Была зима смертей. Потом зима лености и пустоты. Следом зима предчувствий. (Первая промозглая, вторую не заметил, третья - теплая, без шапки.)
Осень ученья случалась, осень броженья, осень разочарованья.
Впрочем, темы могут повторяться в разных временах года. Случалось и лето смертей, и осень лености бывала.
А весну я никогда не любил.
Совпало так, что на те летние месяцы пришлось много алкоголя.
Им замечательно легко было пользоваться тогда: алкоголь приходил кстати, потреблялся весело и неприметно покидал тело во время крепкого сна, почти не одаривая утренней ломкой и дурнотой.
Утром было приятно просыпаться и видеть много света. Казался вкусным дым бессчетных вчерашних сигарет: мы снова все вместе курили в той комнате, где я замертво пал восемь часов назад.
Я люблю запах вчерашнего молодого пьянства; я даже нахожу это эстетичным: когда из-под простыни встает вполне себе свежий человек и бежит под душ, внутренне ухмыляясь над собой, вчерашним, но без презренья, без уничиженья.
Силы сердца казались в то лето бесконечными, сердце брало любую высоту, не садилось в черном болоте, не зарывалось в жирной колее. Выбиралось отовсюду, только брызги из-под колеса, и снова бодро гудит.
Было правило: не пить до двух часов дня. Иногда, в качестве исключения, позволял себе не пить только до полудня. Проснувшись утром, я всегда с легкостью определял, когда начну свое путешествие. Но в любом случае слово держал неукоснительно: либо с двух, либо с двенадцати, но не минутой раньше.
Помню эти попытки отвлечь себя, когда на часовой стрелке без четверти двенадцать, без двадцати минут… без семнадцати… черт. Как долго.
Похмеляться нужно в кафе. Если у вас нет денег на то, чтобы похмелиться в чистом кафе - не пейте вообще, вы конченый человек. Кафе хорошо тем, что позволяет уйти; из квартиры, похмелившись, выйти сложнее; а если выйдешь - то пойдешь во все стороны сразу, дурак дураком.
Без трех минут двенадцать я, свежий и с чистыми глазами, заходил в кафе, заказывал себе пятьдесят грамм водки и пятьсот грамм светлого пива.
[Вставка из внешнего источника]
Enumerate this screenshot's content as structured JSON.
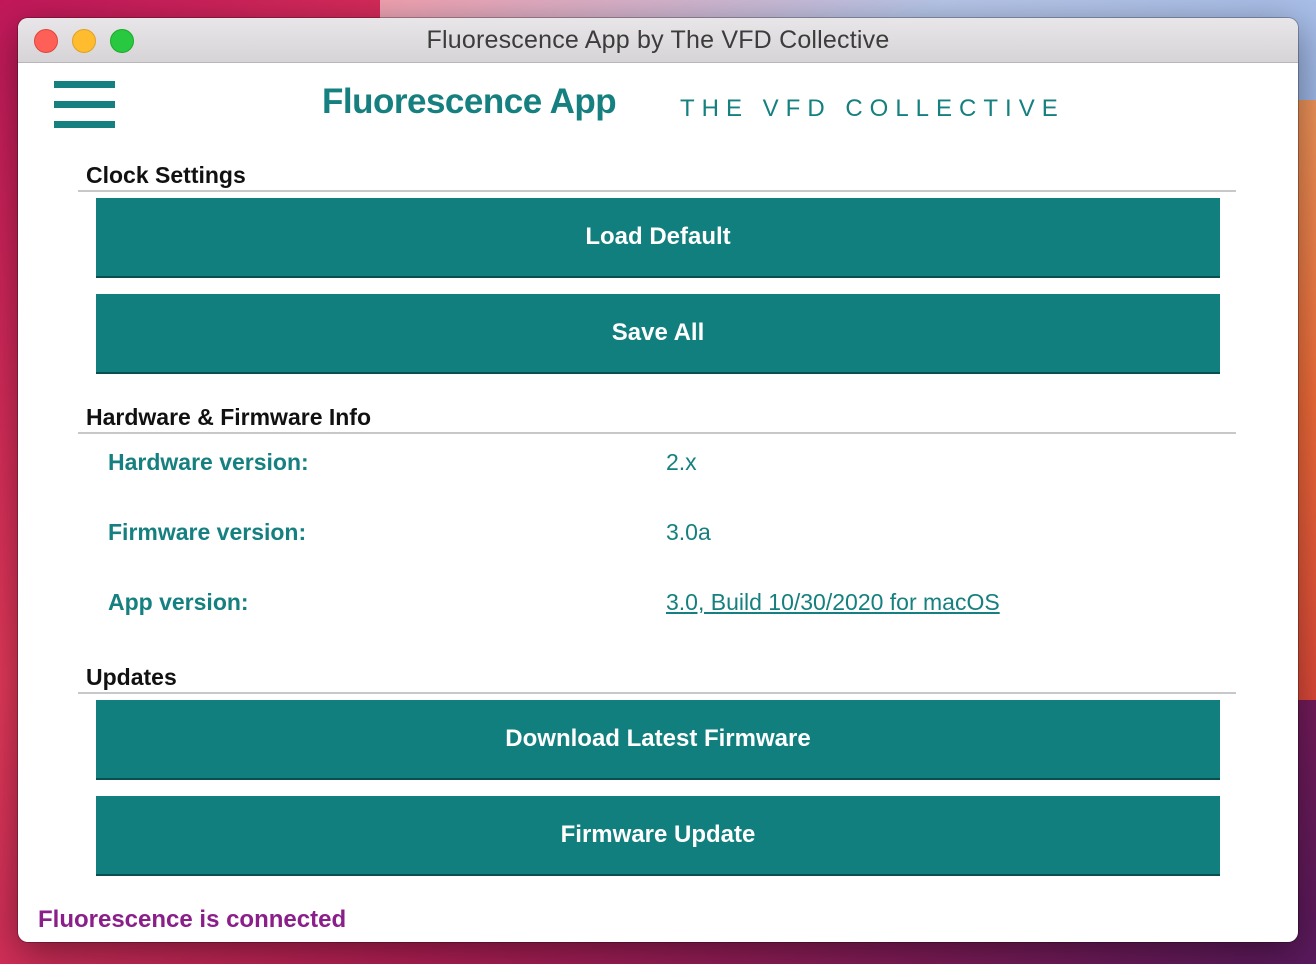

Я садился всегда на высокий табурет напротив бармена; лучше, если бармен - женщина, но и мужчина приемлем. Нельзя пить с пустой стеной и тем более в тишине, это еще одно правило, даже два правила, которые нельзя нарушать.
(А водку с пивом пить можно, в этом нет ничего дурного.)
Бармен передвигался на быстрых ногах, никому не улыбаясь, - в России бармены не улыбаются, они уже с утра уставшие.
Я смотрел на него иронично: он работает, а я еще нет. Я ждал, когда мозг мой получит животворящий солнечный удар и все начнется снова, еще лучше, чем вчера.
Выход из похмелья - чудо, которое можно повторять и повторять, и оно всегда удивляет; ощущения совсем не притупляются. Это, наверное, подобно выходу из пике. Гул в голове нарастает, тупая земля все ближе, настигает дурнота, и вдруг - рывок, глаза на секунду смежаются, голова запрокидывается, в горло проникает жидкость, и вот уже небо перед тобой, просторы и голубизна.